Friday, March 17, 2006

does it matter if we redefine literacy?

I have read books full of dense text and containing no graphics whatsoever which argue cogently for the recognition of new literacies. Gee on Video Games and Literacy does this. Rheingold on Virtual Reality did this.

Video games, Virtual Reality. No pics. Must have been a serious and important analysis.

Why? Is it because words are the most powerful way for them to convey their message of the importance of other media? What a tremendous irony that would be! Or is it more to do with the economics of marketing a new book, that their publisher would not take the risk of the extra expense? Money. Or is it because they are older generation interpreting the world of the younger generation to other members of the older generation? No pics required for that?!

I have a deep feeling that ability to read and write text is so important that anything that diminishes its importance ("waters is down") is so dangerous that we shouldn't do it. I also have another deep feeling that everything changes and that the changes are speeding up - so what does it really matter if we modify the meaning of the word, "literacy"?

I can't make up my mind.

So my question is: Does it matter if we redefine literacy?

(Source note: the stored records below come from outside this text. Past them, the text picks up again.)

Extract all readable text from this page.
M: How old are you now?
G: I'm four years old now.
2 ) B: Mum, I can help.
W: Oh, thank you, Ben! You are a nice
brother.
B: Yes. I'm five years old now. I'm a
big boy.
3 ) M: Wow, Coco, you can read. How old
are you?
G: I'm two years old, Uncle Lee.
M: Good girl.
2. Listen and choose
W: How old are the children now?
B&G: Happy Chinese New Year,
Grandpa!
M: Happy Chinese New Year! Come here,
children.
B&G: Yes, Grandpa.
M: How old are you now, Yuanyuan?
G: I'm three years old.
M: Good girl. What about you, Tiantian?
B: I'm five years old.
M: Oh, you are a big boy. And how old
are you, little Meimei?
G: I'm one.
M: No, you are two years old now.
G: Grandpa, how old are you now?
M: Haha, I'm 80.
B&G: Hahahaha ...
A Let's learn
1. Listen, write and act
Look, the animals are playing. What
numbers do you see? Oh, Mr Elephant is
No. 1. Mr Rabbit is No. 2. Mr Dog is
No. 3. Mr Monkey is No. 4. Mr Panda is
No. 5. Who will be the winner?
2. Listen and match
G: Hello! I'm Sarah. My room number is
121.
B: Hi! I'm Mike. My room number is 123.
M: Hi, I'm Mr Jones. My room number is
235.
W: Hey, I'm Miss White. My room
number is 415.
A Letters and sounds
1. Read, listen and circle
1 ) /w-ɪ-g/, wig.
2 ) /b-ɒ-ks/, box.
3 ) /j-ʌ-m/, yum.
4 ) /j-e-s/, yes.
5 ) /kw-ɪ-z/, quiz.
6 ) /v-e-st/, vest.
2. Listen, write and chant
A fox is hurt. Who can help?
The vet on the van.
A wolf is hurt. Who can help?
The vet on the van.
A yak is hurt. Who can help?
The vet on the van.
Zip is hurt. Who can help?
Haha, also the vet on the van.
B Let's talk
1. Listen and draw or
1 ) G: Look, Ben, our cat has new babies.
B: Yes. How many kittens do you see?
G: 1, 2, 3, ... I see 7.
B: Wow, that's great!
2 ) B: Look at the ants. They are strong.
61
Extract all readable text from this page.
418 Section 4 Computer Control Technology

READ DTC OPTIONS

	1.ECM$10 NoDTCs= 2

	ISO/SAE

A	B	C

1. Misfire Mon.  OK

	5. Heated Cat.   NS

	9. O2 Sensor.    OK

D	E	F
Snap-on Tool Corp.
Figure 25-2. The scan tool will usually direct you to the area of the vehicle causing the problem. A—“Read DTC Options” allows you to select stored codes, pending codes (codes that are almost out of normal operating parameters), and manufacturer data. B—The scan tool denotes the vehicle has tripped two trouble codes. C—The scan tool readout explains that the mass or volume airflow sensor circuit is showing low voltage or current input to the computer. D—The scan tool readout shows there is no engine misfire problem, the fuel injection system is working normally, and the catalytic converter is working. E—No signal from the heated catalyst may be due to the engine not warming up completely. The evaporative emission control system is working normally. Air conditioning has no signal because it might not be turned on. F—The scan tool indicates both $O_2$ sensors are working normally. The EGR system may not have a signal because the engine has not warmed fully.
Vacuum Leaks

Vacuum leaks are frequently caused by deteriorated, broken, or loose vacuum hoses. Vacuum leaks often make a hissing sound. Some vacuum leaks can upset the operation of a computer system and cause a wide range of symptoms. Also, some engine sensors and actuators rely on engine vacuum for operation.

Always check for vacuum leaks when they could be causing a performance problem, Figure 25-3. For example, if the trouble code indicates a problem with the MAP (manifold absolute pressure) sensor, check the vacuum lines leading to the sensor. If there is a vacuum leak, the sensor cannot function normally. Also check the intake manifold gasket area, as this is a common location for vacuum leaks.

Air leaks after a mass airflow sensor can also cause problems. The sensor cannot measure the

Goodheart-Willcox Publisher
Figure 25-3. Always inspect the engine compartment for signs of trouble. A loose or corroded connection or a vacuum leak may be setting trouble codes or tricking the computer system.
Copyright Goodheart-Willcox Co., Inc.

At the national game maker forum Ken Price wrote this:
your article on Prensky's talks is useful. I was intrigued when I saw the use of the term "literacy" and multiple categories, as I have been watching the term morphing from its original meaning ("literate" meaning "one who knows the letters" i.e. one who can read write and make meaning of text) to a new meaning which in broad term means fluent, competent, able to interpret. Literacy seems to have become the bray of any group that believes it is important (I have recently seen financial literacy, productivity literacy, business literacy and drug literacy, and am eagerly awaiting golf literacy to make my life complete...)

I was thus happy to see your literacy referred to actual literacy within various areas of activity!

The literacies which I referred to in my article were as follows:
Literacy of traditional school: 3 R's plus sit still, listen to the teacher, take notes (broadcast)

Literacy of game play: Play games, solve problems, level up (have fun while you learn what?)

Literacy of computer programming: use logic, functions, conditionals, debugging etc. to solve particular types of problems (higher order thinking?)

Literacy of the two way web: search, blogs, wikis, podcasts, IM etc. (learn to use the universal pipe)

In response to Ken at the national gamemaker forum I wrote this:
as all media becomes digitial then there's bound to be a morphing b/w text and other digital forms IMO - eg. the intro to Baz Luhrmann's romeo and juliet was when I first noticed, a text had been turned into a multi media experience to make it more accessible -- digitising text changes it nature(?)

I suppose that's mixed in with the use of the word 'literacy' to try to claim the high moral ground

thanks for reminding me of the original meaning, yes I had forgotten

I'm still thinking about it and interested in other opinions.


Blogger Leigh Blackall said...

Hi Bill, I started writing a comment, but it turned into a post, so I dropped it on my blog instead.

Basically I'm taking the line that we need more than text literacy.